I can’t see any way of putting in a time delay before an alert is triggered. This would be very useful in filtering out spurious alarms.
I’m thinking this is a FactorySQL request, not FactoryPMI. At first glance the request made sense. Then I thought about it, and I can’t see how that could possibly be useful. Please explain.
From Wikipedia in case anyone else doesn’t know what a spurious relationship is.
[quote]In statistics, a spurious relationship is a mathematical relationship in which two occurrences have no causal connection, yet it may be inferred that they do, due to a certain third, unseen factor (referred to as a “confounding factor” or “lurking variable”). The spurious relationship gives an impression of a worthy link between two groups that is invalid when objectively examined.
[/quote]
Nathan,
This would have been a FactorySQL request until SQLTags came along! Although FSQL is doing the work, I thought it best to put it in the FPMI section as this is where the configuration is carried out.

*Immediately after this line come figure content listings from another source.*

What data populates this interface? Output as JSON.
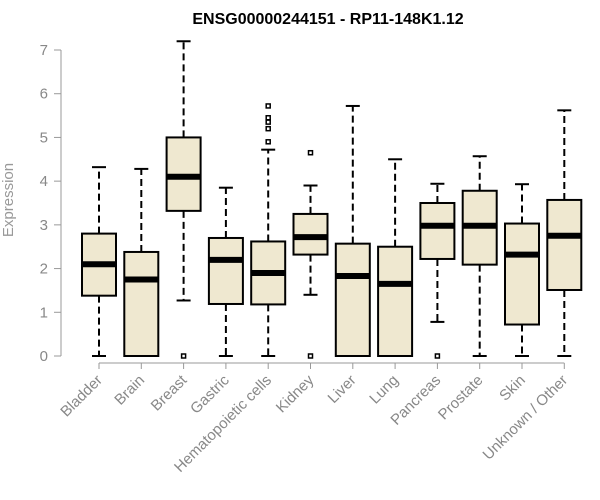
{
  "chart_data": {
    "type": "boxplot",
    "title": "ENSG00000244151 - RP11-148K1.12",
    "xlabel": "",
    "ylabel": "Expression",
    "ylim": [
      0,
      7
    ],
    "yticks": [
      "0",
      "1",
      "2",
      "3",
      "4",
      "5",
      "6",
      "7"
    ],
    "categories": [
      "Bladder",
      "Brain",
      "Breast",
      "Gastric",
      "Hematopoietic cells",
      "Kidney",
      "Liver",
      "Lung",
      "Pancreas",
      "Prostate",
      "Skin",
      "Unknown / Other"
    ],
    "series": [
      {
        "name": "Bladder",
        "whisker_low": 0,
        "q1": 1.38,
        "median": 2.1,
        "q3": 2.8,
        "whisker_high": 4.32,
        "outliers": []
      },
      {
        "name": "Brain",
        "whisker_low": 0,
        "q1": 0,
        "median": 1.75,
        "q3": 2.38,
        "whisker_high": 4.28,
        "outliers": []
      },
      {
        "name": "Breast",
        "whisker_low": 1.27,
        "q1": 3.32,
        "median": 4.1,
        "q3": 5.0,
        "whisker_high": 7.2,
        "outliers": [
          0
        ]
      },
      {
        "name": "Gastric",
        "whisker_low": 0,
        "q1": 1.19,
        "median": 2.2,
        "q3": 2.7,
        "whisker_high": 3.85,
        "outliers": []
      },
      {
        "name": "Hematopoietic cells",
        "whisker_low": 0,
        "q1": 1.18,
        "median": 1.9,
        "q3": 2.62,
        "whisker_high": 4.72,
        "outliers": [
          4.9,
          5.2,
          5.35,
          5.45,
          5.72
        ]
      },
      {
        "name": "Kidney",
        "whisker_low": 1.4,
        "q1": 2.32,
        "median": 2.72,
        "q3": 3.25,
        "whisker_high": 3.9,
        "outliers": [
          0,
          4.65
        ]
      },
      {
        "name": "Liver",
        "whisker_low": 0,
        "q1": 0,
        "median": 1.83,
        "q3": 2.57,
        "whisker_high": 5.72,
        "outliers": []
      },
      {
        "name": "Lung",
        "whisker_low": 0,
        "q1": 0,
        "median": 1.65,
        "q3": 2.5,
        "whisker_high": 4.5,
        "outliers": []
      },
      {
        "name": "Pancreas",
        "whisker_low": 0.78,
        "q1": 2.22,
        "median": 2.98,
        "q3": 3.5,
        "whisker_high": 3.94,
        "outliers": [
          0
        ]
      },
      {
        "name": "Prostate",
        "whisker_low": 0,
        "q1": 2.09,
        "median": 2.98,
        "q3": 3.78,
        "whisker_high": 4.57,
        "outliers": []
      },
      {
        "name": "Skin",
        "whisker_low": 0,
        "q1": 0.72,
        "median": 2.32,
        "q3": 3.03,
        "whisker_high": 3.93,
        "outliers": []
      },
      {
        "name": "Unknown / Other",
        "whisker_low": 0,
        "q1": 1.51,
        "median": 2.75,
        "q3": 3.57,
        "whisker_high": 5.62,
        "outliers": []
      }
    ],
    "box_fill": "#efe8d0",
    "box_stroke": "#000000",
    "grid": false,
    "legend": "none"
  }
}
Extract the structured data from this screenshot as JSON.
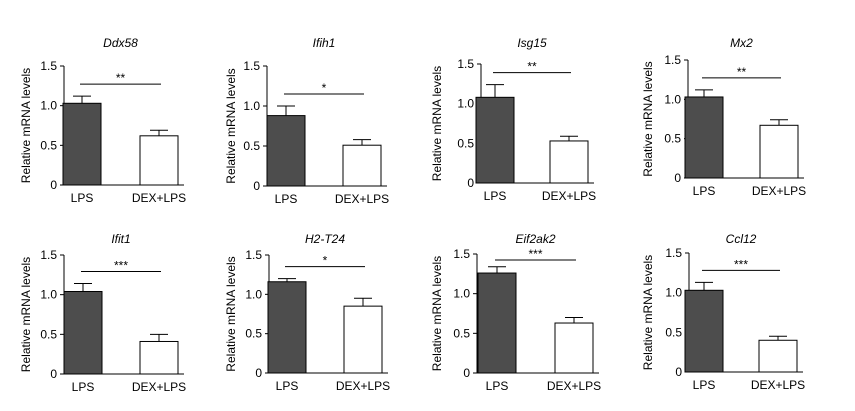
{
  "chart_data": [
    {
      "type": "bar",
      "title": "Ddx58",
      "ylabel": "Relative mRNA levels",
      "categories": [
        "LPS",
        "DEX+LPS"
      ],
      "values": [
        1.03,
        0.62
      ],
      "errors": [
        0.09,
        0.07
      ],
      "yticks": [
        "0",
        "0.5",
        "1.0",
        "1.5"
      ],
      "ylim": [
        0,
        1.5
      ],
      "significance": "**",
      "bar_colors": [
        "#4d4d4d",
        "#ffffff"
      ]
    },
    {
      "type": "bar",
      "title": "Ifih1",
      "ylabel": "Relative mRNA levels",
      "categories": [
        "LPS",
        "DEX+LPS"
      ],
      "values": [
        0.88,
        0.51
      ],
      "errors": [
        0.12,
        0.07
      ],
      "yticks": [
        "0",
        "0.5",
        "1.0",
        "1.5"
      ],
      "ylim": [
        0,
        1.5
      ],
      "significance": "*",
      "bar_colors": [
        "#4d4d4d",
        "#ffffff"
      ]
    },
    {
      "type": "bar",
      "title": "Isg15",
      "ylabel": "Relative mRNA levels",
      "categories": [
        "LPS",
        "DEX+LPS"
      ],
      "values": [
        1.08,
        0.53
      ],
      "errors": [
        0.16,
        0.06
      ],
      "yticks": [
        "0",
        "0.5",
        "1.0",
        "1.5"
      ],
      "ylim": [
        0,
        1.5
      ],
      "significance": "**",
      "bar_colors": [
        "#4d4d4d",
        "#ffffff"
      ]
    },
    {
      "type": "bar",
      "title": "Mx2",
      "ylabel": "Relative mRNA levels",
      "categories": [
        "LPS",
        "DEX+LPS"
      ],
      "values": [
        1.03,
        0.67
      ],
      "errors": [
        0.09,
        0.07
      ],
      "yticks": [
        "0",
        "0.5",
        "1.0",
        "1.5"
      ],
      "ylim": [
        0,
        1.5
      ],
      "significance": "**",
      "bar_colors": [
        "#4d4d4d",
        "#ffffff"
      ]
    },
    {
      "type": "bar",
      "title": "Ifit1",
      "ylabel": "Relative mRNA levels",
      "categories": [
        "LPS",
        "DEX+LPS"
      ],
      "values": [
        1.04,
        0.41
      ],
      "errors": [
        0.1,
        0.09
      ],
      "yticks": [
        "0",
        "0.5",
        "1.0",
        "1.5"
      ],
      "ylim": [
        0,
        1.5
      ],
      "significance": "***",
      "bar_colors": [
        "#4d4d4d",
        "#ffffff"
      ]
    },
    {
      "type": "bar",
      "title": "H2-T24",
      "ylabel": "Relative mRNA levels",
      "categories": [
        "LPS",
        "DEX+LPS"
      ],
      "values": [
        1.16,
        0.85
      ],
      "errors": [
        0.04,
        0.1
      ],
      "yticks": [
        "0",
        "0.5",
        "1.0",
        "1.5"
      ],
      "ylim": [
        0,
        1.5
      ],
      "significance": "*",
      "bar_colors": [
        "#4d4d4d",
        "#ffffff"
      ]
    },
    {
      "type": "bar",
      "title": "Eif2ak2",
      "ylabel": "Relative mRNA levels",
      "categories": [
        "LPS",
        "DEX+LPS"
      ],
      "values": [
        1.26,
        0.63
      ],
      "errors": [
        0.08,
        0.07
      ],
      "yticks": [
        "0",
        "0.5",
        "1.0",
        "1.5"
      ],
      "ylim": [
        0,
        1.5
      ],
      "significance": "***",
      "bar_colors": [
        "#4d4d4d",
        "#ffffff"
      ]
    },
    {
      "type": "bar",
      "title": "Ccl12",
      "ylabel": "Relative mRNA levels",
      "categories": [
        "LPS",
        "DEX+LPS"
      ],
      "values": [
        1.03,
        0.4
      ],
      "errors": [
        0.1,
        0.05
      ],
      "yticks": [
        "0",
        "0.5",
        "1.0",
        "1.5"
      ],
      "ylim": [
        0,
        1.5
      ],
      "significance": "***",
      "bar_colors": [
        "#4d4d4d",
        "#ffffff"
      ]
    }
  ]
}
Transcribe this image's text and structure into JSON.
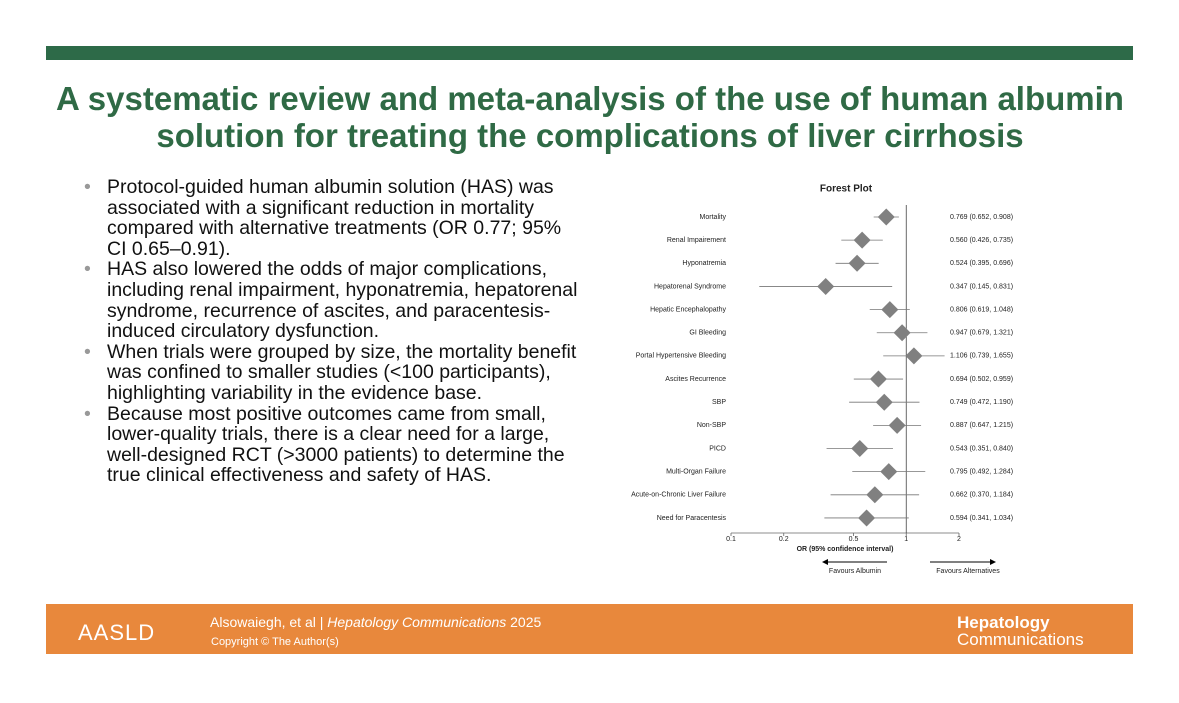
{
  "header": {
    "title": "A systematic review and meta-analysis of the use of human albumin solution for treating the complications of liver cirrhosis"
  },
  "bullets": [
    "Protocol-guided human albumin solution (HAS) was associated with a significant reduction in mortality compared with alternative treatments (OR 0.77; 95% CI 0.65–0.91).",
    "HAS also lowered the odds of major complications, including renal impairment, hyponatremia, hepatorenal syndrome, recurrence of ascites, and paracentesis-induced circulatory dysfunction.",
    "When trials were grouped by size, the mortality benefit was confined to smaller studies (<100 participants), highlighting variability in the evidence base.",
    "Because most positive outcomes came from small, lower-quality trials, there is a clear need for a large, well-designed RCT (>3000 patients) to determine the true clinical effectiveness and safety of HAS."
  ],
  "chart_data": {
    "type": "forest",
    "title": "Forest Plot",
    "categories": [
      "Mortality",
      "Renal Impairement",
      "Hyponatremia",
      "Hepatorenal Syndrome",
      "Hepatic Encephalopathy",
      "GI Bleeding",
      "Portal Hypertensive Bleeding",
      "Ascites Recurrence",
      "SBP",
      "Non-SBP",
      "PICD",
      "Multi-Organ Failure",
      "Acute-on-Chronic Liver Failure",
      "Need for Paracentesis"
    ],
    "values": [
      0.769,
      0.56,
      0.524,
      0.347,
      0.806,
      0.947,
      1.106,
      0.694,
      0.749,
      0.887,
      0.543,
      0.795,
      0.662,
      0.594
    ],
    "lower": [
      0.652,
      0.426,
      0.395,
      0.145,
      0.619,
      0.679,
      0.739,
      0.502,
      0.472,
      0.647,
      0.351,
      0.492,
      0.37,
      0.341
    ],
    "upper": [
      0.908,
      0.735,
      0.696,
      0.831,
      1.048,
      1.321,
      1.655,
      0.959,
      1.19,
      1.215,
      0.84,
      1.284,
      1.184,
      1.034
    ],
    "value_labels": [
      "0.769 (0.652, 0.908)",
      "0.560 (0.426, 0.735)",
      "0.524 (0.395, 0.696)",
      "0.347 (0.145, 0.831)",
      "0.806 (0.619, 1.048)",
      "0.947 (0.679, 1.321)",
      "1.106 (0.739, 1.655)",
      "0.694 (0.502, 0.959)",
      "0.749 (0.472, 1.190)",
      "0.887 (0.647, 1.215)",
      "0.543 (0.351, 0.840)",
      "0.795 (0.492, 1.284)",
      "0.662 (0.370, 1.184)",
      "0.594 (0.341, 1.034)"
    ],
    "xlim": [
      0.1,
      2
    ],
    "xticks": [
      0.1,
      0.2,
      0.5,
      1,
      2
    ],
    "log_scale": true,
    "reference": 1,
    "xlabel": "OR (95% confidence interval)",
    "annotations": [
      "Favours Albumin",
      "Favours Alternatives"
    ],
    "color": "#808080"
  },
  "footer": {
    "logo": "AASLD",
    "authors": "Alsowaiegh, et al",
    "separator": "|",
    "journal": "Hepatology Communications",
    "year": "2025",
    "copyright": "Copyright © The Author(s)",
    "brand_top": "Hepatology",
    "brand_bottom": "Communications"
  }
}
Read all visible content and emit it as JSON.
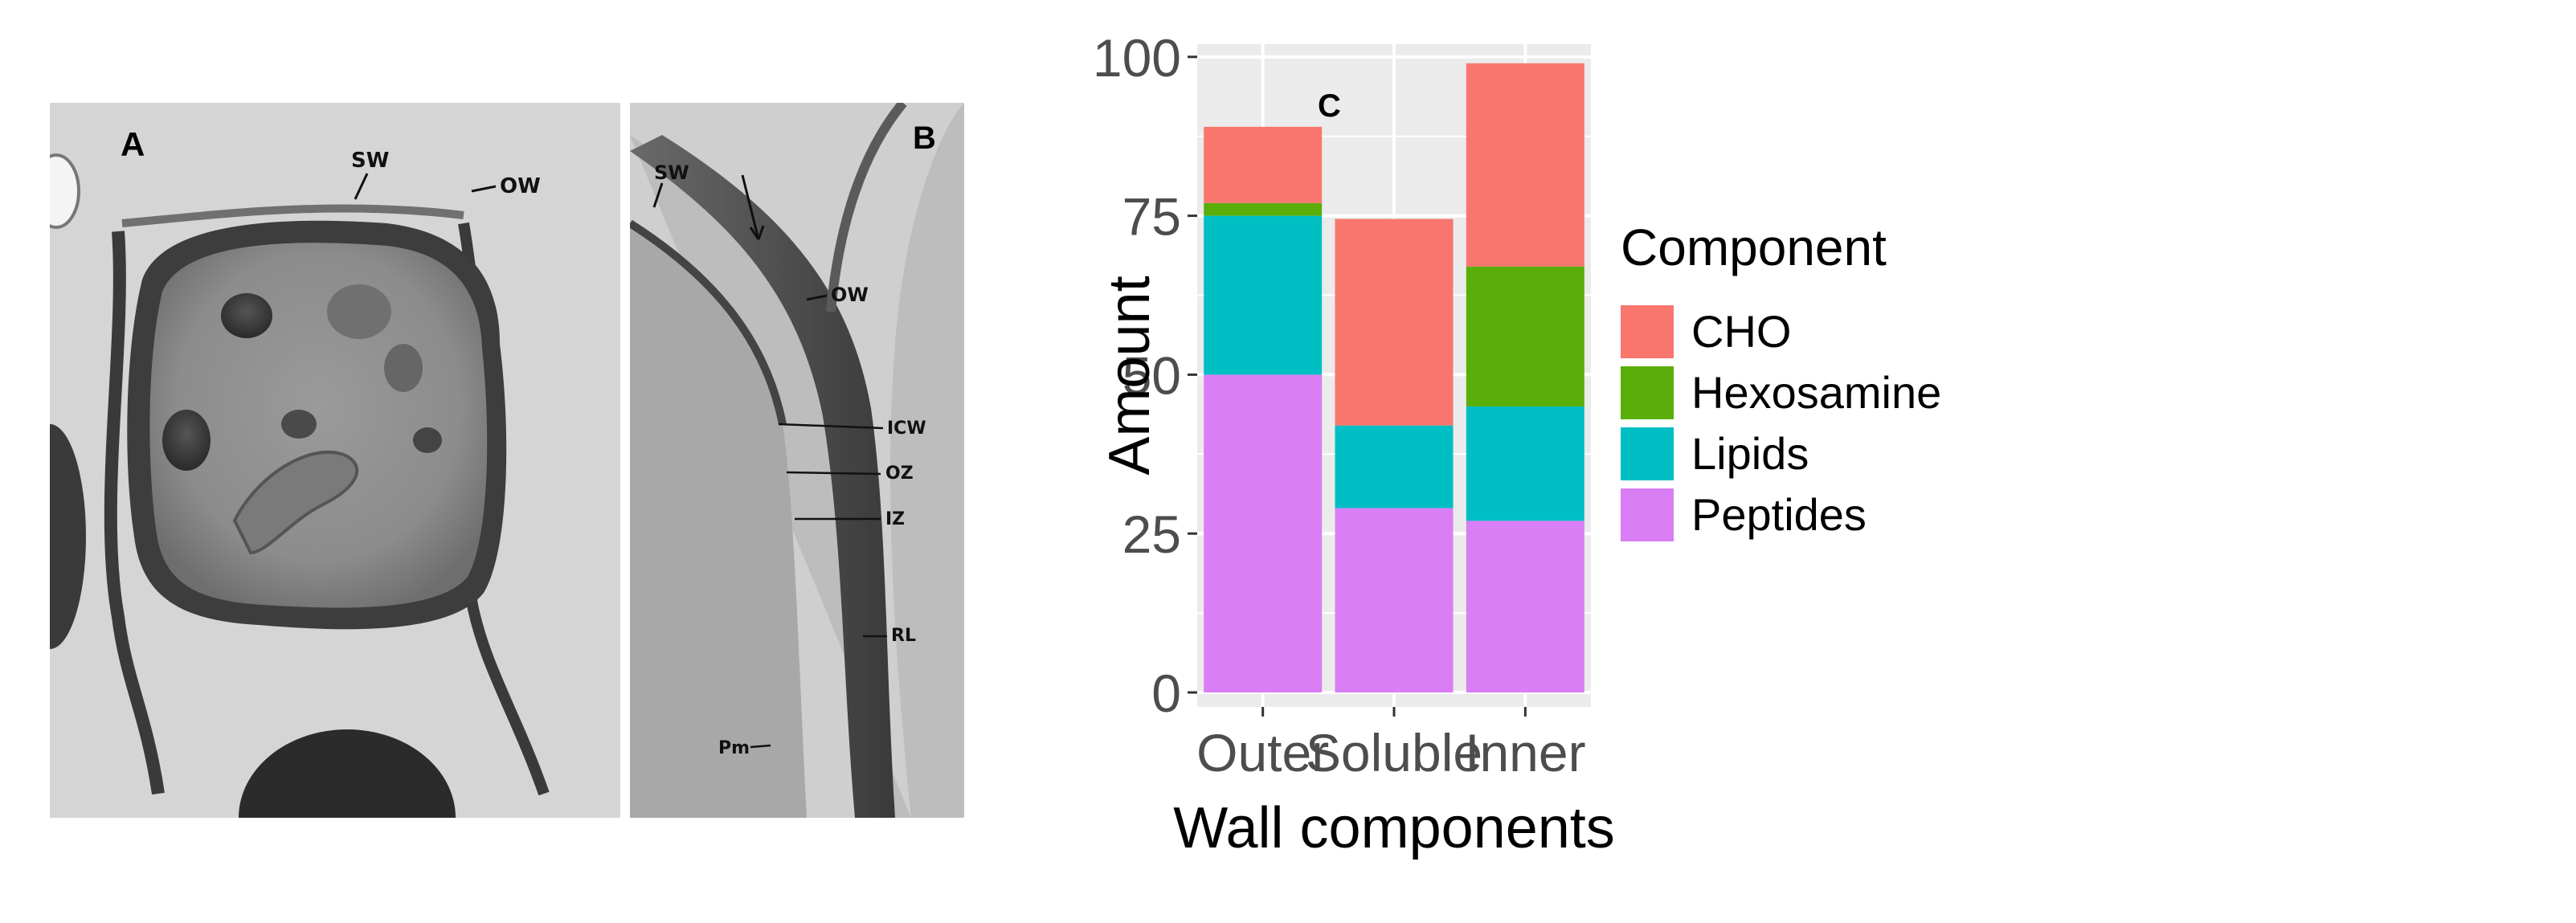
{
  "panels": {
    "a": {
      "letter": "A",
      "labels": {
        "sw": "SW",
        "ow": "OW"
      }
    },
    "b": {
      "letter": "B",
      "labels": {
        "sw": "SW",
        "ow": "OW",
        "icw": "ICW",
        "oz": "OZ",
        "iz": "IZ",
        "rl": "RL",
        "pm": "Pm"
      }
    }
  },
  "chart_data": {
    "type": "bar",
    "stacked": true,
    "panel_letter": "C",
    "categories": [
      "Outer",
      "Soluble",
      "Inner"
    ],
    "series": [
      {
        "name": "Peptides",
        "color": "#d97ef5",
        "values": [
          50,
          29,
          27
        ]
      },
      {
        "name": "Lipids",
        "color": "#00bfc4",
        "values": [
          25,
          13,
          18
        ]
      },
      {
        "name": "Hexosamine",
        "color": "#5aae0a",
        "values": [
          2,
          0,
          22
        ]
      },
      {
        "name": "CHO",
        "color": "#f8766d",
        "values": [
          12,
          32.5,
          32
        ]
      }
    ],
    "legend_order": [
      "CHO",
      "Hexosamine",
      "Lipids",
      "Peptides"
    ],
    "xlabel": "Wall components",
    "ylabel": "Amount",
    "legend_title": "Component",
    "ylim": [
      0,
      102
    ],
    "yticks": [
      0,
      25,
      50,
      75,
      100
    ],
    "grid": true,
    "panel_background": "#ebebeb",
    "legend_position": "right"
  }
}
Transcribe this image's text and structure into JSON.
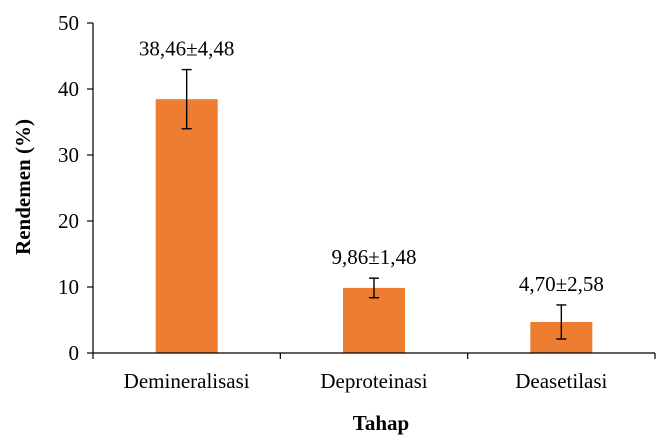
{
  "chart_data": {
    "type": "bar",
    "xlabel": "Tahap",
    "ylabel": "Rendemen (%)",
    "ylim": [
      0,
      50
    ],
    "yticks": [
      0,
      10,
      20,
      30,
      40,
      50
    ],
    "grid": false,
    "categories": [
      "Demineralisasi",
      "Deproteinasi",
      "Deasetilasi"
    ],
    "values": [
      38.46,
      9.86,
      4.7
    ],
    "errors": [
      4.48,
      1.48,
      2.58
    ],
    "data_labels": [
      "38,46±4,48",
      "9,86±1,48",
      "4,70±2,58"
    ],
    "bar_color": "#ED7D31"
  }
}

As an aside, the only thing I am using FSQL for in my current system is to set up initial configuration and historical logging. I see from your development plans that you are proposing SQLTags History for FPMI. When this comes along, configuration in FSQL is going to be pretty minimal.
As regards alert delays, we’ve used this feature in other packages many times. One that springs to mind is a cleanroom monitoring system we installed. This system monitored the differential air pressure between rooms. When someone opened the door and moved from one room to another, the pressure differential dipped briefly, then quickly recovered. By using a delay on the alarm, we could screen out these brief dips, but still alert the operators when there was a real problem, such as a door being left open.
n/m - I thought you meant delaying when an alert is sent. You mean that the alert condition must be true for some period of time before “it counts”. We have a deadband value to prevent continuous “blips”, but the first one would normally still be caught.
Historically I’d recommend doing this in the PLC with a timer. I’d still recommend that as a more robust option, but FactorySQL may be able to handle it well with SQLTags. Ideally, your scan class rate would greatly exceed the alert delay time. Sounds like a reasonable request to me.
n/m?
Deadbands only work with analogues, not digitals. I would agree that alarm handling should be done in the PLC where possible. Sometimes (as in this case) we are replacing part of a working system and don’t have that luxury. Also, we often use ‘dumber’ data acquisition devices which cannot carry out any processing, they only pass on the values as read.
This has been on the table for a bit- or maybe I should say under the table?
But really, it’s a very good idea, and there have been a few people who have requested it, I just think that it’s gotten overwhelmed by other features so far. The truth is that we actually did a bit of work in the alerting system to make this fairly easy to implement, I think we just need to go back and get it done! Essentially the idea at the time was mostly that you may have conditions that are alerts, but that the can clear on their own- only necessary to contact someone if the alert didn’t clear in a given amount of time. Makes sense to me.
I will add it to the formal dev roadmap, tentatively for 4.2, which is scheduled for early February. If you have any other ideas in this regard, get them in now! (Although, I know there’s a lot that can be done for alerting, so try to have a bit of restraint )
Regards,
A “Time Deadband” feature has been added to SQLTags in Ignition.